Am 14. September fand in Wismar die erste Parade zum Christopher Street Day statt. Immer wieder versuchten Rechtsextreme, die Veranstaltung zu stören. Und das mit Ansage: Schon Wochen vorher hatte die Szene in den Sozialen Netzwerken mobilisiert.
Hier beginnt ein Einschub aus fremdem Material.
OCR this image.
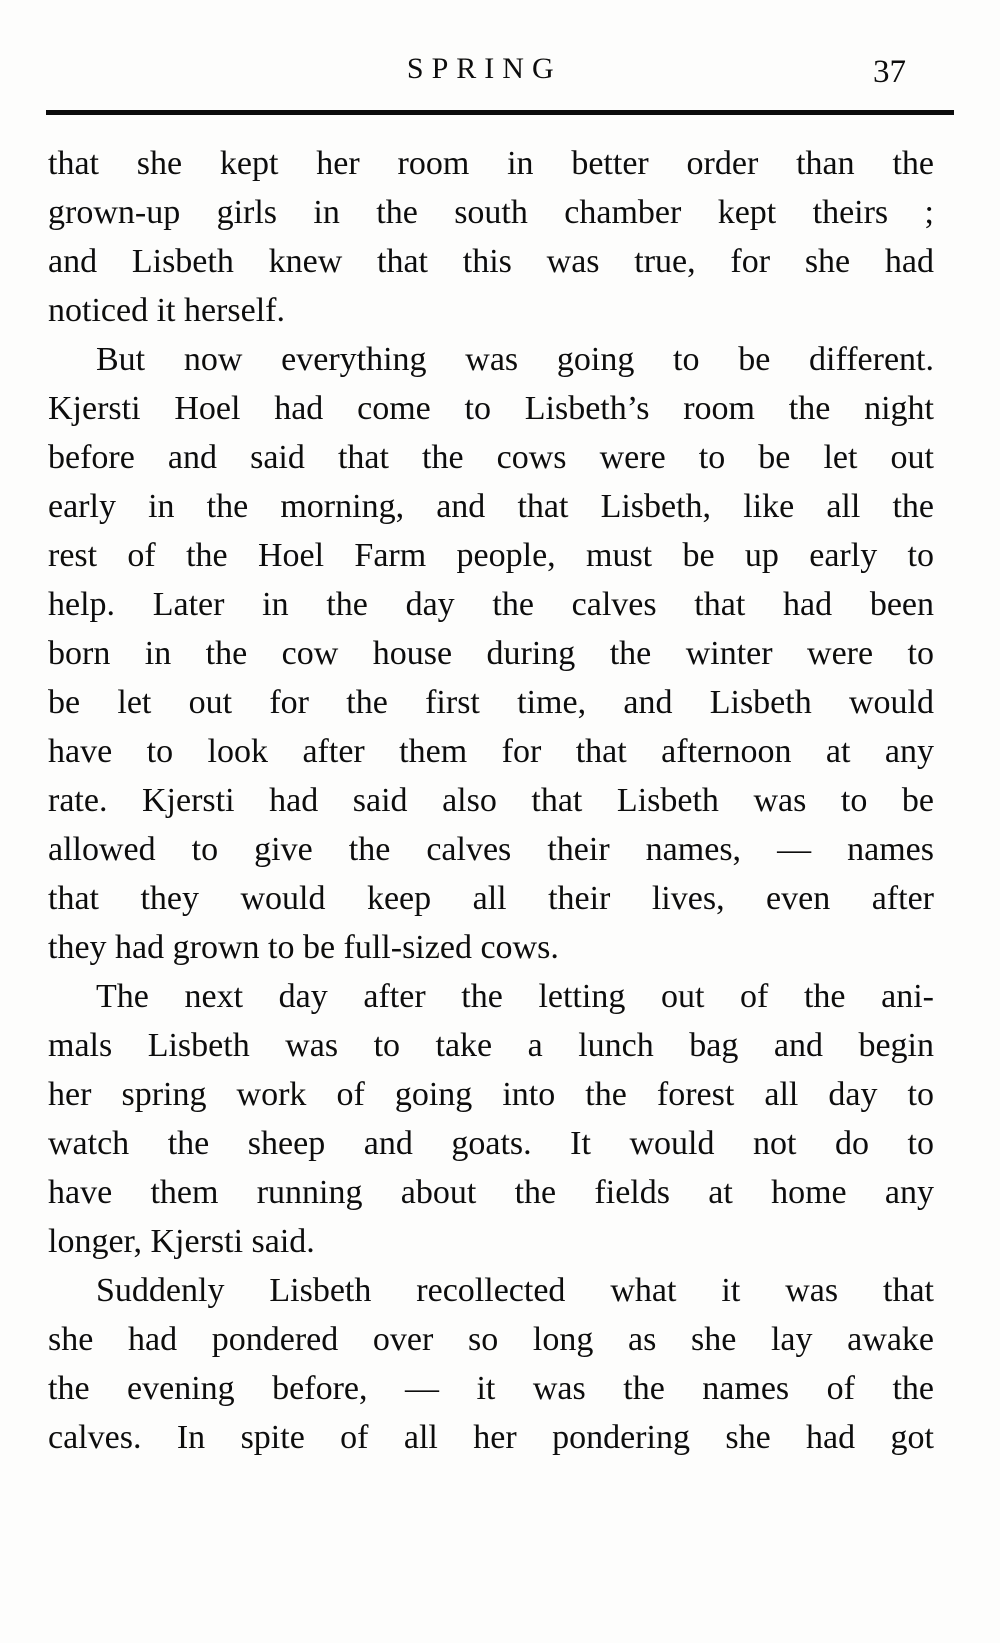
SPRING	37
that she kept her room in better order than the
grown-up girls in the south chamber kept theirs ;
and Lisbeth knew that this was true, for she had
noticed it herself.
But now everything was going to be different.
Kjersti Hoel had come to Lisbeth’s room the night
before and said that the cows were to be let out
early in the morning, and that Lisbeth, like all the
rest of the Hoel Farm people, must be up early to
help. Later in the day the calves that had been
born in the cow house during the winter were to
be let out for the first time, and Lisbeth would
have to look after them for that afternoon at any
rate. Kjersti had said also that Lisbeth was to be
allowed to give the calves their names, — names
that they would keep all their lives, even after
they had grown to be full-sized cows.
The next day after the letting out of the ani-
mals Lisbeth was to take a lunch bag and begin
her spring work of going into the forest all day to
watch the sheep and goats. It would not do to
have them running about the fields at home any
longer, Kjersti said.
Suddenly Lisbeth recollected what it was that
she had pondered over so long as she lay awake
the evening before, — it was the names of the
calves. In spite of all her pondering she had got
Daher gibt es Kritik am Landesverband der queeren Vereine sowie an der Polizei.
Diese hatte bei einer Auseinandersetzung zwischen Antifa und Rechten am Rathaus resolut eingegriffen und war dabei gewaltsam gegen Demonstrierende und Umstehende vorgegangen.
„Ganz Deutschland hasst den CSD“, „Ost, Ost, Ostdeutschland“, „Eure Kinder werden so wie wir“ und „Nazikiez“ brüllten 200 Rechtsextreme der bunten CSD-Parade aus 2.100 Queeren und deren Unterstützenden entgegen, als die beiden Gruppen vor dem Wismarer Bahnhof aufeinandertrafen.
Der rechtsextreme Gegenprotest gegen sexuelle und geschlechtliche Selbstbestimmung, Akzeptanz und Gleichstellung war zwar nicht angemeldet, kam aber dennoch nicht überraschend: Im Vorfeld hatte die Neonaziszene in den Sozialen Medien zu Störungen aufgerufen.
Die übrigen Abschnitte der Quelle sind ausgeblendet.